CROLLO JOVINE, DIECI ANNI DOPO SI CONOSCONO I COLPEVOLI MA NESSUNO HA PAGATO
Perché continua ad accadere tutto questo? L’imperizia di chi non bada alla sicurezza nelle scuole deriva anche da una punibilità tutt’altro che vera in Italia. Anche sulla tragedia della scuola Jovine di San Giuliano di Puglia purtroppo ha pesato l’applicazione dell’indulto.
I colpevoli dei reati di omicidio, disastro e lesioni colpose sono stati individuati. Si tratta del progettista Giuseppe La Serra, del tecnico comunale Mario Marinaro, e degli imprenditori Giovanni Martino e Carmine Abiuso. Tutti condannati a cinque anni di reclusione dopo un iter giudiziario lungo e doloroso. Con loro fu giudicato responsabile anche l’ex sindaco Antonio Borrelli ma per lui la pena è di due anni e undici mesi. L’unico che ha pagato davvero la scelta di aprire la scuola sopraelevata con la morte della figlia Antonella, una delle nove vittime di quella prima elementare che scomparse del tutto.

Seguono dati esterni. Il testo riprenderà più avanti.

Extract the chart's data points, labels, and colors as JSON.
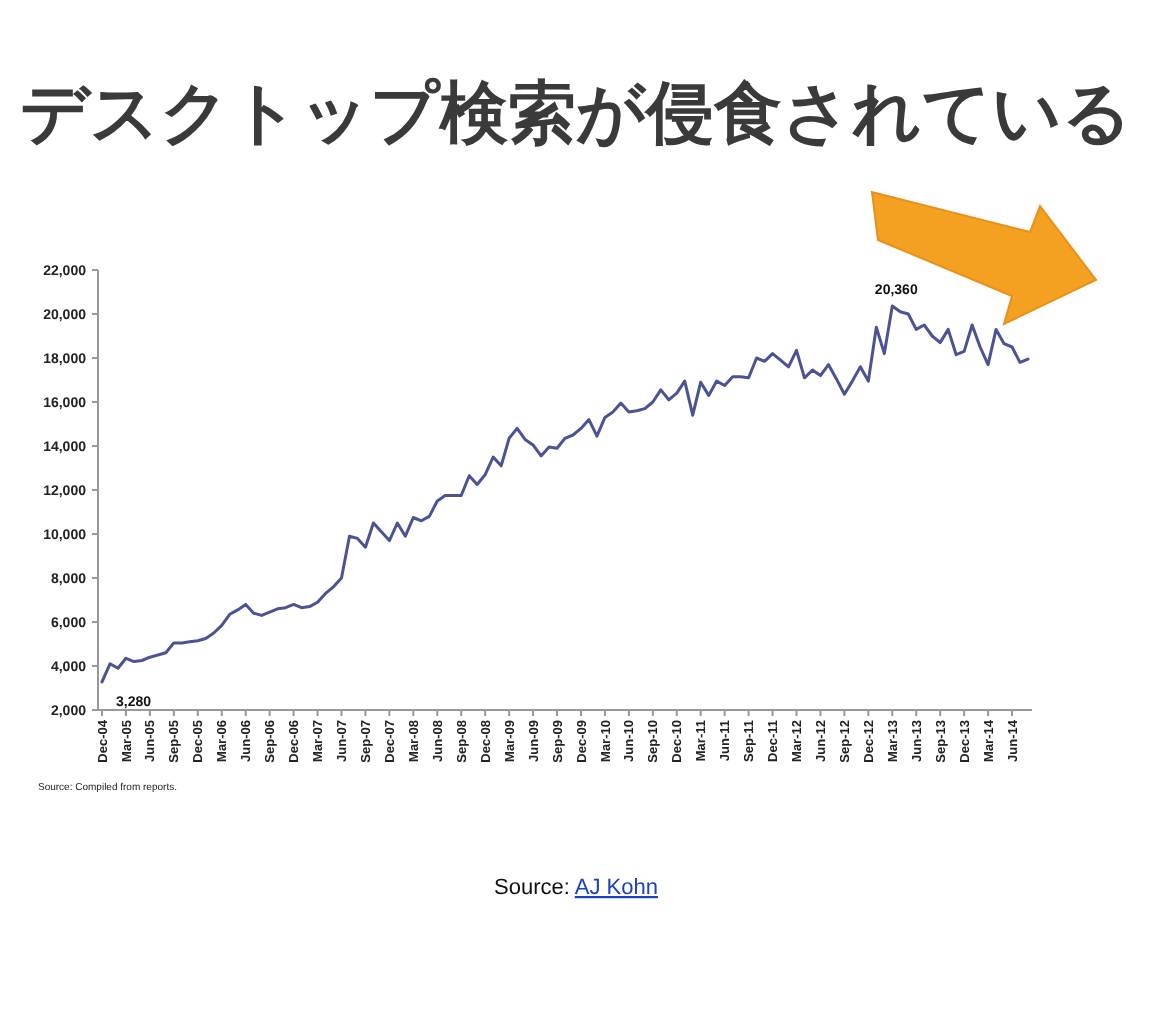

In primo grado il tredici luglio 2007 furono tutti assolti dal giudice monocratico di Larino Laura D’Arcangelo, la Corte d’appello di Campobasso il 25 febbraio 2009 riconosce la colpevolezza dei cinque e condanna Giuseppe La Serra e Mario Marinaro a sei anni e dieci mesi di reclusione, Giovanni Martino e Carmine Abiuso a cinque anni e Antonio Borrelli a due anni e undici mesi. La scuola, secondo la terna di giudici Iapaolo – Di Giacomo – Parise, era caduta per effetto del malcostruire e il terremoto aveva soltanto accelerato lo sgretolamento di quella sopraelevazione in cemento armato che gravava su una struttura in ciottoli e pietra. La Cassazione il 28 gennaio 2010 conferma nel merito la sentenza dei giudici di secondo grado ma rimanda il processo alla Corte d’appello di Salerno per la rideterminazione delle pene. L’attuale ripartizione è stata decisa il 7 dicembre 2010 proprio dai giudici campani. Inutile l’ulteriore ricorso in Cassazione degli avvocati della difesa che è servito però soltanto a ritardare soltanto l’applicazione della pena.
Ai quattro colpevoli la pena è stata ridotta di tre anni per effetto dell’indulto, ne consegue che nessuno di loro, nonostante siano morti ventisette bambini e una maestra, ha mai scontato un giorno di carcere. Per i restanti due non esiste l’obbligo della detenzione dietro le sbarre. Giovanni Martino aveva anche ricevuto, durante l’iter giudiziario, anche incarichi ufficiali dai comuni del cratere. Per ora restano sospesi da arti e mestieri per cinque anni ma si tratta comunque di una pena che non ha mai soddisfatto i familiari delle vittime.
Lo ha sempre sostenuto il presidente del Comitato Antonio Morelli quando dice che “i figli non glieli restituisce nessuno ma è giusto che i colpevoli vadano in carcere”.